Jalil Assad, Ferrara Mariantonia, Lippera Myrta, Parry Neil, Black Graeme C, Banderas Sandra, Ashworth Jane, Biswas Sus, Hall Georgina, Gray Jane, Newman William, Ivanova Tsveta
Manchester Royal Eye Hospital, Manchester University Hospitals NHS Foundation Trust, Manchester, UK.
Department of Medical and Surgical Specialties, Radiological Sciences and Public Health, University of Brescia, Brescia, Italy.
Eye (Lond). 2025 May;39(7):1356-1363. doi: 10.1038/s41433-025-03637-0. Epub 2025 Feb 3.
To present functional and anatomical outcomes of subretinal therapy with Voretigene Neparvovec (VN) in patients treated in one of the four specialist UK gene therapy centres.
Single-centre, retrospective case series of patients affected by an inherited retinal dystrophy (IRD) caused by a pathogenic biallelic RPE65 mutation and treated with VN. Complete ophthalmic examination was planned preoperatively and 2, 4 and 8 weeks and 3, 6, 12, 18 and 24 months after surgery, and included visual acuity (VA) assessment (normal and low luminance), colour vision, contrast sensitivity, dark-adapted full-field stimulus threshold, macular optical coherence tomography (OCT) and fundus autofluorescence.
Fourteen eyes of 8 patients were included with a mean follow-up of 26 months. Mean final VA improved by 2 lines, and improvements were noted in most other functional tests. Central retina thickness (CRT) remained fairly stable in the majority of patients, whereas 2 eyes experienced a reduction >30 μm. The status of ellipsoid band and external limiting membrane remained stable in all patients, except one. Peripapillary atrophy (PPA) was present in 5 eyes of 3 patients at the baseline; postoperative progression was noted in both eyes of one patient. No patient developed new PPA or chorioretinal atrophy (CRA) involving the macular area after treatment. Five eyes of 3 patients developed CRA at the retinotomy site, that progressed in 3 of them.
Our study confirmed the effectiveness of subretinal VN therapy in terms of improvement of visual function. CRA was confirmed as a common postoperative complication, with limited functional impact.

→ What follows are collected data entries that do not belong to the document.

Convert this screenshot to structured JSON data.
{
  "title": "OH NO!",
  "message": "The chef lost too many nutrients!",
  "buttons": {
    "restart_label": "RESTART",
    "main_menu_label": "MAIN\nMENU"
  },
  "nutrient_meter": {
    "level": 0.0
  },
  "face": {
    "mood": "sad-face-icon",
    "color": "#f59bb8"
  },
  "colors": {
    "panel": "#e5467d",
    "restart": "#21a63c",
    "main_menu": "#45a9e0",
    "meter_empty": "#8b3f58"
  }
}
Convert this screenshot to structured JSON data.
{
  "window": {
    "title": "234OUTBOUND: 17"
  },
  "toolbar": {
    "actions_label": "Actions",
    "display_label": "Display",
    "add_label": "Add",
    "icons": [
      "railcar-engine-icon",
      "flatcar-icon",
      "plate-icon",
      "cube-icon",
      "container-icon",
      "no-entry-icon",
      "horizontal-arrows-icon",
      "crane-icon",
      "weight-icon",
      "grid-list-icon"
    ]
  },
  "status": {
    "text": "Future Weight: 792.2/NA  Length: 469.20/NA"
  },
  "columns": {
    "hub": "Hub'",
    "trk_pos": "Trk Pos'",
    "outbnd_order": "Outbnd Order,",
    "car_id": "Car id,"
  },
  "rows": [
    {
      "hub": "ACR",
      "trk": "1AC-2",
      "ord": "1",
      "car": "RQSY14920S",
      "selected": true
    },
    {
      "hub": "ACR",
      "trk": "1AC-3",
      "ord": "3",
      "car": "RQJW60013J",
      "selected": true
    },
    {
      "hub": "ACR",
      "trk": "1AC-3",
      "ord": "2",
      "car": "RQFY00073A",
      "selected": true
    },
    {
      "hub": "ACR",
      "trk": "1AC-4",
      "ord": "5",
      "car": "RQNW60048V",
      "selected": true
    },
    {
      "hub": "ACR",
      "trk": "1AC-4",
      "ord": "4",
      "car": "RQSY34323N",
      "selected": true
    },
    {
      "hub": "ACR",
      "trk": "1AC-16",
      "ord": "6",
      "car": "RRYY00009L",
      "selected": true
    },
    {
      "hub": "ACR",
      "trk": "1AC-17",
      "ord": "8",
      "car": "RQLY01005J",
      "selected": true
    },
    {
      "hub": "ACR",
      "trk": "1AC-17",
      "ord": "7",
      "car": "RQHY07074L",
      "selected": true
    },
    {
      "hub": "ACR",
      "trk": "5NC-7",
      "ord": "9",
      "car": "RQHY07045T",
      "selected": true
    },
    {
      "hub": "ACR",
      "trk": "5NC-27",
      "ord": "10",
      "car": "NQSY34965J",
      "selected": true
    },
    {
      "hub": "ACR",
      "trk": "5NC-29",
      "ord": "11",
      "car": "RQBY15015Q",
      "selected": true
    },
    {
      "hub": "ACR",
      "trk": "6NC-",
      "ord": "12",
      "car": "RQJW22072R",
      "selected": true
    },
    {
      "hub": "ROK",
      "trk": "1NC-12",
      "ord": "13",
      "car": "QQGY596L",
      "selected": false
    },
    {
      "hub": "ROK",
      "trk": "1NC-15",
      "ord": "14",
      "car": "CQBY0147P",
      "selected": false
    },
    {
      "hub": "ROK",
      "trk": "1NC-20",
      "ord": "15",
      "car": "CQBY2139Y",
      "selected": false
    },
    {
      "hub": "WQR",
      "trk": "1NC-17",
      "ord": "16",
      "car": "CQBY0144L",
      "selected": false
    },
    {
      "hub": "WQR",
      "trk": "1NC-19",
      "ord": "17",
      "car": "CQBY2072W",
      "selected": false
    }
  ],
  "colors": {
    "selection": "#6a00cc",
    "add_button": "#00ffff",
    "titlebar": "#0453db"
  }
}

介绍在英国四个专业基因治疗中心之一接受治疗的患者中,使用维替泊芬基因疗法(VN)进行视网膜下治疗的功能和解剖学结果。
对因致病性双等位基因RPE65突变导致遗传性视网膜营养不良(IRD)并接受VN治疗的患者进行单中心回顾性病例系列研究。术前、术后2周、4周、8周以及3个月、6个月、12个月、18个月和24个月计划进行全面眼科检查,包括视力(VA)评估(正常和低亮度)、色觉、对比敏感度、暗适应全视野刺激阈值、黄斑光学相干断层扫描(OCT)和眼底自发荧光。
纳入8例患者的14只眼,平均随访26个月。平均最终视力提高了2行,并且在大多数其他功能测试中都有改善。大多数患者的中央视网膜厚度(CRT)保持相当稳定,而2只眼的CRT减少超过30μm。除1例患者外,所有患者的椭圆体带和外界膜状态保持稳定。3例患者的5只眼在基线时存在视盘旁萎缩(PPA);1例患者的双眼术后出现进展。治疗后,没有患者出现新的涉及黄斑区的PPA或脉络膜视网膜萎缩(CRA)。3例患者的5只眼在视网膜切开部位出现CRA,其中3只眼病情进展。
我们的研究证实了视网膜下VN治疗在改善视觉功能方面的有效性。CRA被确认为常见的术后并发症,对功能的影响有限。